Diversity is critical.
He announced how the appreciation of cultural affairs is 307 billion dollars CalSTRS has rethought its approach to investing. Chris Ailman, the fund’s chief investment officer, said diversity in an organization is critical to supporting better decision-making and delivering better results for fund members.
“The best way I can put it is if all of your employees were hired from the same university or business school, you’d probably be a little worried,” Aylman says.
“And then they’re all the same. Let’s say they all come from one part of Australia. It is not very different. It doesn’t matter if they are of different nationalities. You look at that and you say, ‘Well, it’s close to groupthink and I’m a little worried about that.’
“And that’s how we’ve tried to approach this from an investment perspective, which is, diversity leads to better diversity, better ideas.
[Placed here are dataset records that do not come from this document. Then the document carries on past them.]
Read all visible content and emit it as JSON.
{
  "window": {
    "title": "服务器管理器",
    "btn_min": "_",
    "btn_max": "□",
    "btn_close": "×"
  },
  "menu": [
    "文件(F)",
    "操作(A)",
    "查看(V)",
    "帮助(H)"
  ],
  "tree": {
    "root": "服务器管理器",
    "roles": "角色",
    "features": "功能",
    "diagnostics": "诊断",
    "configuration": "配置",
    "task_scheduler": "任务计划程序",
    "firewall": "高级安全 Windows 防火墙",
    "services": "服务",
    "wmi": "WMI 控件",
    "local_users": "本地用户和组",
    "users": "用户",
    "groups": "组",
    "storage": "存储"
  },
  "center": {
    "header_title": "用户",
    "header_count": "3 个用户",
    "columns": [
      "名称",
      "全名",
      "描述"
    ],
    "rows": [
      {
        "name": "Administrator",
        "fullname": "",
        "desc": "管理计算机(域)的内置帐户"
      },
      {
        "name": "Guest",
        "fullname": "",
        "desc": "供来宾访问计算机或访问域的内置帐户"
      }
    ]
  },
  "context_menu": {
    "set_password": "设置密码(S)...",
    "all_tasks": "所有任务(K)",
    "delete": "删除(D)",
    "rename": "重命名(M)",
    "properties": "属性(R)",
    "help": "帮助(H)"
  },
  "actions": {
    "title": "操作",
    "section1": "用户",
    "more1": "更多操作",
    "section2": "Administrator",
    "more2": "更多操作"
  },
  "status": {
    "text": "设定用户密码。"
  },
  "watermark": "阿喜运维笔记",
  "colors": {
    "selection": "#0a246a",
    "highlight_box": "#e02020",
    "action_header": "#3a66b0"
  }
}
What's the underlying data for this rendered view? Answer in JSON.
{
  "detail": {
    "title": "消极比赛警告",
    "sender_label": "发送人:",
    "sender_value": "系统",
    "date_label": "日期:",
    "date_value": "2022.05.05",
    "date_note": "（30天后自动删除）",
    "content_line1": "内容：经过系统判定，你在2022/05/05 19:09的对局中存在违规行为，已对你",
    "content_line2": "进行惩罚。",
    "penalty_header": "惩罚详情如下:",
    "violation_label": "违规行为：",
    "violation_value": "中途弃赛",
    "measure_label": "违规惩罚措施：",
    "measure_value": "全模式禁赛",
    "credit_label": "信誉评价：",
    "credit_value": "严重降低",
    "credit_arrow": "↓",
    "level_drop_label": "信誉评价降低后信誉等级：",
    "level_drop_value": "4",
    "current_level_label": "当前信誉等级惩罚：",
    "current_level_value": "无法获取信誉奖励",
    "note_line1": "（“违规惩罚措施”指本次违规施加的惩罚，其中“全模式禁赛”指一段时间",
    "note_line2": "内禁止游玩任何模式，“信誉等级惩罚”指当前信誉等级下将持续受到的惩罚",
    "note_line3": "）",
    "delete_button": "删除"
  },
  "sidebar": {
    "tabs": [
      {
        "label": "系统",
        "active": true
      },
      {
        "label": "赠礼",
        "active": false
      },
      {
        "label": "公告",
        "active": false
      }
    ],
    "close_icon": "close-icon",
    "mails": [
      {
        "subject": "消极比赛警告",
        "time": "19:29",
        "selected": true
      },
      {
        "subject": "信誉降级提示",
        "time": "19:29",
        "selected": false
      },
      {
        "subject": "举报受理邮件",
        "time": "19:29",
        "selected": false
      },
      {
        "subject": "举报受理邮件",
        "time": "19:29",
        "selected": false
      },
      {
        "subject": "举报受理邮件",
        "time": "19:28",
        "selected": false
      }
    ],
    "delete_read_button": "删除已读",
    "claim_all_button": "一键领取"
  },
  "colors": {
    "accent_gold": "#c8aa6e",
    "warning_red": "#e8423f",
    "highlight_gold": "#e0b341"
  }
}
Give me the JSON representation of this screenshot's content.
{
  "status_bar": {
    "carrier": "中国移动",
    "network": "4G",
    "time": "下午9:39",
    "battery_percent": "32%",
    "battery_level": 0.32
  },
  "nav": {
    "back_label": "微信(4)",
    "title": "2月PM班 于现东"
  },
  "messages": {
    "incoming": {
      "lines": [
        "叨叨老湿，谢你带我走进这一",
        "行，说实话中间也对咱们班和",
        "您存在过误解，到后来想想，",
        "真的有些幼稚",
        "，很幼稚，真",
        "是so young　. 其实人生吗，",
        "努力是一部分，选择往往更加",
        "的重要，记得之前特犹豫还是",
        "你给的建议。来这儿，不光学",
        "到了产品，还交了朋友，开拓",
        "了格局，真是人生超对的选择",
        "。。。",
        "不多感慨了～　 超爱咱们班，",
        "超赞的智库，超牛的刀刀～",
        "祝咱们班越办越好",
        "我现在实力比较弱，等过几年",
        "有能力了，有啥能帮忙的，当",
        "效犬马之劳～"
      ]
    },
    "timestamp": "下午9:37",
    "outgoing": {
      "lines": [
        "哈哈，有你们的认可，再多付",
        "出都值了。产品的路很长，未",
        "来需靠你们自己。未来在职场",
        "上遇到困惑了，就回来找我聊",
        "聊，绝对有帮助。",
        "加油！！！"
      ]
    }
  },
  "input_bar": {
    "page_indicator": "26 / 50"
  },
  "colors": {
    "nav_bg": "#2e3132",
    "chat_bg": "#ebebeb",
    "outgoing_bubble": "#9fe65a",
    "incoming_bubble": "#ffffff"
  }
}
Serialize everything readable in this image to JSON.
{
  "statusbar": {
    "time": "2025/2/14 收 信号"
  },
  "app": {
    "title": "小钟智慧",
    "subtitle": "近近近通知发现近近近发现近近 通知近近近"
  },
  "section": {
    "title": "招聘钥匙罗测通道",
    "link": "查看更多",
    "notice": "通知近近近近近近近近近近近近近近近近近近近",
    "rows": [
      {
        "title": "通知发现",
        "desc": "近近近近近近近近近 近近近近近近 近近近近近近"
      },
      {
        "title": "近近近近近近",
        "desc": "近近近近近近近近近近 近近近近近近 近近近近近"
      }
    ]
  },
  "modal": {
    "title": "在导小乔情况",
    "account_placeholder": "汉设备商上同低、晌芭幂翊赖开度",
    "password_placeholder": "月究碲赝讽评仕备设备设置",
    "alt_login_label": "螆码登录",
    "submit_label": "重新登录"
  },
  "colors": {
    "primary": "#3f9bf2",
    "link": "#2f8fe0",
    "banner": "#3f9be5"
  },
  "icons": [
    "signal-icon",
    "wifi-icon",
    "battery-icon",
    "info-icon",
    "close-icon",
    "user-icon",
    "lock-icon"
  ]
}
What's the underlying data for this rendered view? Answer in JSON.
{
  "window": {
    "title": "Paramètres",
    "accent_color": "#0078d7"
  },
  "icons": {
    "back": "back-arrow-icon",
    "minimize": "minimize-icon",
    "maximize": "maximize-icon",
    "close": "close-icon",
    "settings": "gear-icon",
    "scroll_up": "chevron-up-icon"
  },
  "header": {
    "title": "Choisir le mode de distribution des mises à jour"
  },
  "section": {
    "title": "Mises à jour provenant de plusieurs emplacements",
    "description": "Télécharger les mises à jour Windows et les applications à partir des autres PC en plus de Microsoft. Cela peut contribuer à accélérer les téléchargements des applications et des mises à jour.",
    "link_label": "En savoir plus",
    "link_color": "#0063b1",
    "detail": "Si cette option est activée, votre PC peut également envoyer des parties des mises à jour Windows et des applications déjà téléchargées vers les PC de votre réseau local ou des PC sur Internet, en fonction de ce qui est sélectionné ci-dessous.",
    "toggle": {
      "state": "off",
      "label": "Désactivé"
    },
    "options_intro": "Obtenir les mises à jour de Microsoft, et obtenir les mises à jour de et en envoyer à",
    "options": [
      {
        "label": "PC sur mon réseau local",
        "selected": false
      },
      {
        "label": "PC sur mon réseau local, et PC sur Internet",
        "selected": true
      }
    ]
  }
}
“There’s a reason it’s called Lehman Brothers, not Lehman Sisters or the Lehman Family. I often tell people, just think of your families. Things are often debated before a decision is made. And that’s what you want in the investment process.
“You want someone who can look at things from different angles and really argue. We know from biology and human psychology that people think differently. And that’s a good thing.
“So instead of having everyone else, picture me — pale, male, and old — and think of a little ABCD-1-2-3 line pattern, what I’m looking for is different, different backgrounds, different schools, and think about it differently.
“And boy, we have that. And it leads to lively debates, which are good because I think it leads to better investment decisions. It doesn’t mean we eliminate all risks, but when you meet people from different backgrounds, you know for sure that they look at things in different ways.
You get what you pay for
Rubin says CPP aims to align salary and compensation structures with the concept of being a single investment entity, but that has some obvious challenges. It is not always clear how the efforts of an individual contribute to the results of the entire enterprise. Some object to the idea that their compensation can be based on the performance of others in the organization like themselves. Sometimes non-monetary rewards can produce the desired results.
“Historically, people have expressed a limited ability to touch and see how their efforts are moving the total fund,” he said.
“It can be difficult in a large organization [to define] I think this line of sight, this motivational and corrective movement, and drive around what you’re trying to achieve is generally very important. Com is a piece of it.
“It’s not going to be perfect, and some of it is more reward than compensation – it might just be that people in the culture are really rewarded; or success stories; or congratulatory emails; or are the promotions focused on what makes the company a better investor, or are they narrowly focused on what’s happening elsewhere?” Is it around people focused on L?
“I think we have to do all of that, and the com will be a big piece.”